According to Service Canada, "If you have lived and worked in Canada most years between age 18 and 65 and earned about the average Canadian wage ($39,100 in 2002), at age 65 you would receive a CPP retirement pension of about $788 a month."

Who is eligible?

Anyone who has made at least one payment into CPP is eligible for benefits once they reach the age of 65, but the size of the benefits depends on how much and for how long a person contributed into the plan and at what age they start receiving benefits.

A person can begin receiving CPP anytime after age 60 if they stop working or reduce their income, although they incur a financial penalty by doing so. In 2012, a person receiving CPP early will be subject to a 0.52 per cent reduction for each month before the age of 65 that they received payments. That number is slated to rise to 0.6 per cent each month in 2016.

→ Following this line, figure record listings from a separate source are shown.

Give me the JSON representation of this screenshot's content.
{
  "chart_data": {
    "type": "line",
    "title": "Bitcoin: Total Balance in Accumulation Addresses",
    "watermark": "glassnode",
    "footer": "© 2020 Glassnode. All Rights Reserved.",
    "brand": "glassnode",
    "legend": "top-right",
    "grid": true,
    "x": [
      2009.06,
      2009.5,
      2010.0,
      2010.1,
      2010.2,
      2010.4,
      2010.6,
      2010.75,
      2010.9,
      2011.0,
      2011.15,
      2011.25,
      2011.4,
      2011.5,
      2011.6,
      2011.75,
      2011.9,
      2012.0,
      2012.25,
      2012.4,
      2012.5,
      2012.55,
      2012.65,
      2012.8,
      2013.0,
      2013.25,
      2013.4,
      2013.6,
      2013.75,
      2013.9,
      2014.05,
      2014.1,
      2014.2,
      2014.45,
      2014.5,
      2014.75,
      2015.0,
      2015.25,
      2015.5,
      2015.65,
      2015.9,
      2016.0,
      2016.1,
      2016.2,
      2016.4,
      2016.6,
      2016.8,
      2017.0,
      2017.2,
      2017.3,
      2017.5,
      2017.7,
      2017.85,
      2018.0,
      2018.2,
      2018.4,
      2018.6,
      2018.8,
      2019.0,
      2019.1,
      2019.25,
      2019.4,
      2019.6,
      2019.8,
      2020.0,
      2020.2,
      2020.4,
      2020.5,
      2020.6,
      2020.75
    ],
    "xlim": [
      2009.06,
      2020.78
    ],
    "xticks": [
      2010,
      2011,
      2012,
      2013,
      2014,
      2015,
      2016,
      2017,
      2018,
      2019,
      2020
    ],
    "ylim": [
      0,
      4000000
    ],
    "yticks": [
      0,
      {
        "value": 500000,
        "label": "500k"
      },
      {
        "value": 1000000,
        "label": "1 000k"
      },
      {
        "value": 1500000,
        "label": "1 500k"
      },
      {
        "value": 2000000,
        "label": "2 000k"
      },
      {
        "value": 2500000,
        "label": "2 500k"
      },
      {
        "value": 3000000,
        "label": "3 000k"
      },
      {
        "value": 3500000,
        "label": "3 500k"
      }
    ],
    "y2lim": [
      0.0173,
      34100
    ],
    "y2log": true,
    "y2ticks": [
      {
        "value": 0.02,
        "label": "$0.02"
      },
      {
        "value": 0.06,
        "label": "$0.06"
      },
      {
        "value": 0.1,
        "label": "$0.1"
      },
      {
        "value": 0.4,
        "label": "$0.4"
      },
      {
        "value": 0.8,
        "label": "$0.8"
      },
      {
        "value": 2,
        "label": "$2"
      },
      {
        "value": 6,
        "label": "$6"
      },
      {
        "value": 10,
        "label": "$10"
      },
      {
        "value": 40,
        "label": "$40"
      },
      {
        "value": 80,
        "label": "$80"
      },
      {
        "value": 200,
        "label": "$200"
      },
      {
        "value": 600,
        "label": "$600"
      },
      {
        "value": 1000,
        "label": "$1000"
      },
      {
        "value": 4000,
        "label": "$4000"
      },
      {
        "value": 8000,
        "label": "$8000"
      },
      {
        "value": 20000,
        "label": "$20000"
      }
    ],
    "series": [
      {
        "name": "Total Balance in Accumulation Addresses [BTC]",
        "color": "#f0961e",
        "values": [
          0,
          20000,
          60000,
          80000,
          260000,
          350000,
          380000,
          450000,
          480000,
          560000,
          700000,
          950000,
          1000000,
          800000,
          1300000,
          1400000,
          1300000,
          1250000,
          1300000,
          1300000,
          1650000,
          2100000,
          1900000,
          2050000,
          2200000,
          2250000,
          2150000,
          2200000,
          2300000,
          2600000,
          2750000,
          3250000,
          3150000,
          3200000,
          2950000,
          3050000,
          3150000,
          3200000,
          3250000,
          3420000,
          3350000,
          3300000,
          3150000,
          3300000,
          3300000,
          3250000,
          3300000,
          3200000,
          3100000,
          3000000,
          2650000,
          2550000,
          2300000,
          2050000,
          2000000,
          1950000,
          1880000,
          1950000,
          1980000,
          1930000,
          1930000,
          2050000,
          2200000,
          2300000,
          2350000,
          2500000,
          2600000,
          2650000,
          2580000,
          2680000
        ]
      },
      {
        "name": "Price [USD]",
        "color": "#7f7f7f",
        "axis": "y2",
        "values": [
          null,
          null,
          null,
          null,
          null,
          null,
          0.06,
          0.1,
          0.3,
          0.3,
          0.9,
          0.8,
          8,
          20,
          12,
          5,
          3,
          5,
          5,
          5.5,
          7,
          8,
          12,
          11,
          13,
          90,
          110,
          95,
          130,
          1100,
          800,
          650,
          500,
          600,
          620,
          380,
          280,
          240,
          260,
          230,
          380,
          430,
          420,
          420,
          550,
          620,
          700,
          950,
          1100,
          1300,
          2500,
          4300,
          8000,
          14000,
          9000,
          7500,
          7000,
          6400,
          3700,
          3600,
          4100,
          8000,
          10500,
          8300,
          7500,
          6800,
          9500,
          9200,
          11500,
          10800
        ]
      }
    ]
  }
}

On the other hand, if a person chooses to delay CPP payments they receive a similar increase for each month they wait between the age of 65 and 70. In 2012, that increase works out to 0.64 per cent per month and will rise to 0.7 per cent next year.

When should you apply?

This is really up to the individual and whether they want to receive a smaller or larger CPP benefit. However, the government recommends applying six months before a person wants their pension to begin.

Canadians can apply online or print out an application and deliver it to a Service Canada location.

Similar to OAS, a person can receive retroactive payments covering up to 12 months if they delay applying for CPP until after their 71st birthday.

How much do I contribute to CPP?

An employed person's annual contribution to the CPP is the equivalent of 9.9 per cent of their total pensionable income, half of which is paid by the employee and half by the employer. Annual pensionable earnings are capped at a maximum that is adjusted each January (for 2012, it is $50,100), and there is a basic exemption amount of $3,500. For 2012, that brings the maximum employer and employee contribution to $2,306.70 each.

Self-employed people must contribute 9.9 per cent of their net business income, with the same $50,100 cap and $3,500 basic exemption, bring their maximum CPP contribution for 2012 to $4,613.40.

Anyone earning less than $3,500 is automatically exempt from CPP contributions.

At age 70, a person stops contributing to CPP even if they continue working.